PROJECT SUMMARY Subthalamic deep brain stimulation (DBS) for the treatment of Parkinson’s disease (PD) can be highly effective at improving motor symptoms and enhancing the patient’s quality of life. However, DBS surgical targeting technology and post-operative programming practices have been relatively stagnant over the ~20 year history of the therapy. Nonetheless, substantial scientific advances have been made in MRI acquisition protocols, patient-specific DBS modeling methods, and 3D visualization technologies. Therefore, the goal of this Bioengineering Research Grant (PAR-19-159) is to apply the latest advances in MR imaging, DBS modeling, and holographic visualization to the clinical practice of subthalamic DBS for PD. The first step of this project is to apply the scientific advances of quantitative MRI to the clinical problem of subthalamic nucleus (STN) identification in patients with PD. Magnetic Resonance Fingerprinting (MRF) is a completely new approach to MR acquisition, reconstruction, and post processing. Our group has used MRF to simultaneously acquire quantitative maps of T1, T2, and T2* in a single, inherently co-registered, whole-brain 3D acquisition, with 0.6 mm3 image resolution, lasting only ~15 min. The key advantage of multi-dimensional MRF data is that provides the best possible information for performing volumetric segmentation of the STN. The second step of this project is to take the patient-specific MRF data, with our STN segmentations, and integrate them with the coordinate system of the stereotactic frame via holographic visualization for the neurosurgeon. Our group developed the first fully functional neurosurgical navigation system within the Microsoft HoloLens visualization platform and this system is directly compatible with the Leksell stereotactic frame. This study will apply that tool we call HoloDBS to the creation of the pre-operative surgical plan for our research subjects. The third step of this project is to take the patient-specific holographic model of DBS and put it into the hands of the programming neurologist. Modern DBS devices consist of electrodes with 8 contacts and a nearly infinite parameter space of stimulus amplitudes, pulse durations, and frequencies. This study will provide our patient-specific DBS models, which also run within the HoloLens platform, to the neurologist who can then use holographic visualization to help customize the treatment to patient.

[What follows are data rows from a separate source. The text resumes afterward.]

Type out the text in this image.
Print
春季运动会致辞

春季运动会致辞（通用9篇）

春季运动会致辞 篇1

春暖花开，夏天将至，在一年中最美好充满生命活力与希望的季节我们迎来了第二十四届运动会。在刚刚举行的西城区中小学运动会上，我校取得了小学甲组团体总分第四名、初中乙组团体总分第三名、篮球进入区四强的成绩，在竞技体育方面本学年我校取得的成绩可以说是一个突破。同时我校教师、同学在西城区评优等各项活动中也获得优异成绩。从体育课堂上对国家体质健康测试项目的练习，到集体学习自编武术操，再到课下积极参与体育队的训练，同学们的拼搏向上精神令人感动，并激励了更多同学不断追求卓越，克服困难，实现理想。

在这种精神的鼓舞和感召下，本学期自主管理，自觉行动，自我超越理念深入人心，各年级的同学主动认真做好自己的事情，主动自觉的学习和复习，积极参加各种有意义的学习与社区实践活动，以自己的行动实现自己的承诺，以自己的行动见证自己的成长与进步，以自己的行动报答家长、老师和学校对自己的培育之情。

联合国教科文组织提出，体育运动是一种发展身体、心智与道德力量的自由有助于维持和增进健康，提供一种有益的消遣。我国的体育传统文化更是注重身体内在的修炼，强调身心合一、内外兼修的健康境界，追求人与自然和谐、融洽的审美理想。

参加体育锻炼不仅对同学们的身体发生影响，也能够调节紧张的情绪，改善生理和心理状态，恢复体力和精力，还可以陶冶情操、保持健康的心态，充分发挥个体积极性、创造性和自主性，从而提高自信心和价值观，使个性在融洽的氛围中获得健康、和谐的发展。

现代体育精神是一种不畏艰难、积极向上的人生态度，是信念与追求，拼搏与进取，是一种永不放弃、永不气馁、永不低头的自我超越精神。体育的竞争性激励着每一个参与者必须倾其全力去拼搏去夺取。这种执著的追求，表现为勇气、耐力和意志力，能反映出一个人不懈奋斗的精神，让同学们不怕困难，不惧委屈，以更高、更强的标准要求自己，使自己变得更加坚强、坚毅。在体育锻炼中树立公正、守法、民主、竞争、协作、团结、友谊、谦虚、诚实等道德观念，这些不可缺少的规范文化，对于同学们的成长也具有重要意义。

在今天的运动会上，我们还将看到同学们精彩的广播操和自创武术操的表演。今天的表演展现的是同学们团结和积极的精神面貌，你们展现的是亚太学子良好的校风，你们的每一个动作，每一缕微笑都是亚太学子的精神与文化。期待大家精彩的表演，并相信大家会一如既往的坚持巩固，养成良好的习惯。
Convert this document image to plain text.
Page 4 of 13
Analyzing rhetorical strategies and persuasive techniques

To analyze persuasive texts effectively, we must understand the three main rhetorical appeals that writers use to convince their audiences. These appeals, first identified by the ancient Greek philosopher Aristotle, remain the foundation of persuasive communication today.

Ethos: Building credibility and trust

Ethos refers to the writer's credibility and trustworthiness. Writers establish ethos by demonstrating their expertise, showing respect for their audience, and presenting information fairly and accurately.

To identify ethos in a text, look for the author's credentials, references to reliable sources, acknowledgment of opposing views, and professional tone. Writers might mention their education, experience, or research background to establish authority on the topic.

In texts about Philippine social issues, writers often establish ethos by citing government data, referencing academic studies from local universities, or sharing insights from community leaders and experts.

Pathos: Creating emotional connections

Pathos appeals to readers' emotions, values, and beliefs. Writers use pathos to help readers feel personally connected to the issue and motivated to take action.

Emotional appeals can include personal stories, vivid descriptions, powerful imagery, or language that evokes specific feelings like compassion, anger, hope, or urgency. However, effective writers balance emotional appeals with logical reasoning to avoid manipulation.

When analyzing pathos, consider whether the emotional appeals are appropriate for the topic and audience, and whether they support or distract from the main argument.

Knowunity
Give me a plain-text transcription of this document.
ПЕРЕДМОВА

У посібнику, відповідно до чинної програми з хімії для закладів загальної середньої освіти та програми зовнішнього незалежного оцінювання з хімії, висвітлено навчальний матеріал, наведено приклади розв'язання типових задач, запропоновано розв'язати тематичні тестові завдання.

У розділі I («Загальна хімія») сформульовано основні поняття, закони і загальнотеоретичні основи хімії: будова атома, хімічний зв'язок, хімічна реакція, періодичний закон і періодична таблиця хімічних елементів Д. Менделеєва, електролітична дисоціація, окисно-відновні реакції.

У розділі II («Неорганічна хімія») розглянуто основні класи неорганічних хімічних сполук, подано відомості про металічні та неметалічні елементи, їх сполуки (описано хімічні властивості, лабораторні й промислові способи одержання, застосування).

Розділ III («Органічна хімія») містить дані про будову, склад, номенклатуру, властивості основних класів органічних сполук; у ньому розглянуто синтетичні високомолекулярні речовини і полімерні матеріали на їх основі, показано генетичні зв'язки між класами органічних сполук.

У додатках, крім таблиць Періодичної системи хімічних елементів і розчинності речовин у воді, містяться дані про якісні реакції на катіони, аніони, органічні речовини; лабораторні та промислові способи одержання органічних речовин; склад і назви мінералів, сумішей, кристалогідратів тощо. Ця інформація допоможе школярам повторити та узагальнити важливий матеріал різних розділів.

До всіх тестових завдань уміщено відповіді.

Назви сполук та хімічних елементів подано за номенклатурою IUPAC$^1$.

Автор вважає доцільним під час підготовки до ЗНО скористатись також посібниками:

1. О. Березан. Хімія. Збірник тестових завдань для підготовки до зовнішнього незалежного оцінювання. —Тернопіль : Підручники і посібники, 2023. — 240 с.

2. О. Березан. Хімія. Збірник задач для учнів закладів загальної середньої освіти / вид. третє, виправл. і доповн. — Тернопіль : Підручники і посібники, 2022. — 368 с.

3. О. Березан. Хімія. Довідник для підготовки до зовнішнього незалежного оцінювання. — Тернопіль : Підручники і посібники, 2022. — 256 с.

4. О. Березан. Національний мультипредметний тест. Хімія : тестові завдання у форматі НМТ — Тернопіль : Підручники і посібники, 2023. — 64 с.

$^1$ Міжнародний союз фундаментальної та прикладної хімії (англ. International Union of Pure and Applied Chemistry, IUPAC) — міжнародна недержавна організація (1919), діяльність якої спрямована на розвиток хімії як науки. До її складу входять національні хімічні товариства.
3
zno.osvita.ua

项目总结 丘脑深部电刺激(DBS)治疗帕金森病(PD) 有效地改善运动症状，提高患者的生活质量。然而，星展银行外科手术 靶向技术和术后规划实践在过去20年中相对停滞不前 治疗一年的病史。尽管如此，核磁共振成像的获取已经取得了实质性的科学进步。 协议、患者特定的DBS建模方法和3D可视化技术。因此，目标是 这项生物工程研究拨款(PAR-19-159)是为了应用磁共振成像的最新进展，星展银行 建模，并将全息可视化应用于丘脑底核DBS治疗帕金森病的临床实践。 该项目的第一步是将定量核磁共振的科学进展应用于临床问题 帕金森病患者丘脑底核(STN)的识别磁共振指纹识别(MRF)是一种 全新的MR采集、重建和后处理方法。我们的团队已经使用磁流变液 同时获取T1、T2和T2*的量化地图*在一个固有地共同注册的全脑中 3D采集，图像分辨率为0.6 mm~3，持续时间仅为15分钟。多维技术的主要优势 MRF数据为执行STN的体积分割提供了可能的最佳信息。 这个项目的第二步是获取患者特定的MRF数据，以及我们的STN分段，以及 通过全息可视化将它们与立体定向框架的坐标系相结合 神经外科医生。我们团队开发了第一个全功能神经外科导航系统 Microsoft HoloLens可视化平台，该系统直接兼容Leksell立体定向仪 框架。这项研究将应用我们称为HoloDBS的工具来创建我们的手术前计划 研究对象。 这个项目的第三步是将DBS患者特定的全息模型放入 编程神经科医生的手。现代DBS设备由具有8个触点的电极和一个 刺激幅度、脉冲持续时间和频率的几乎无限的参数空间。这项研究将 将我们特定于患者的DBS模型提供给神经科医生，该模型也在HoloLens平台上运行 然后可以使用全息可视化来帮助定制患者的治疗。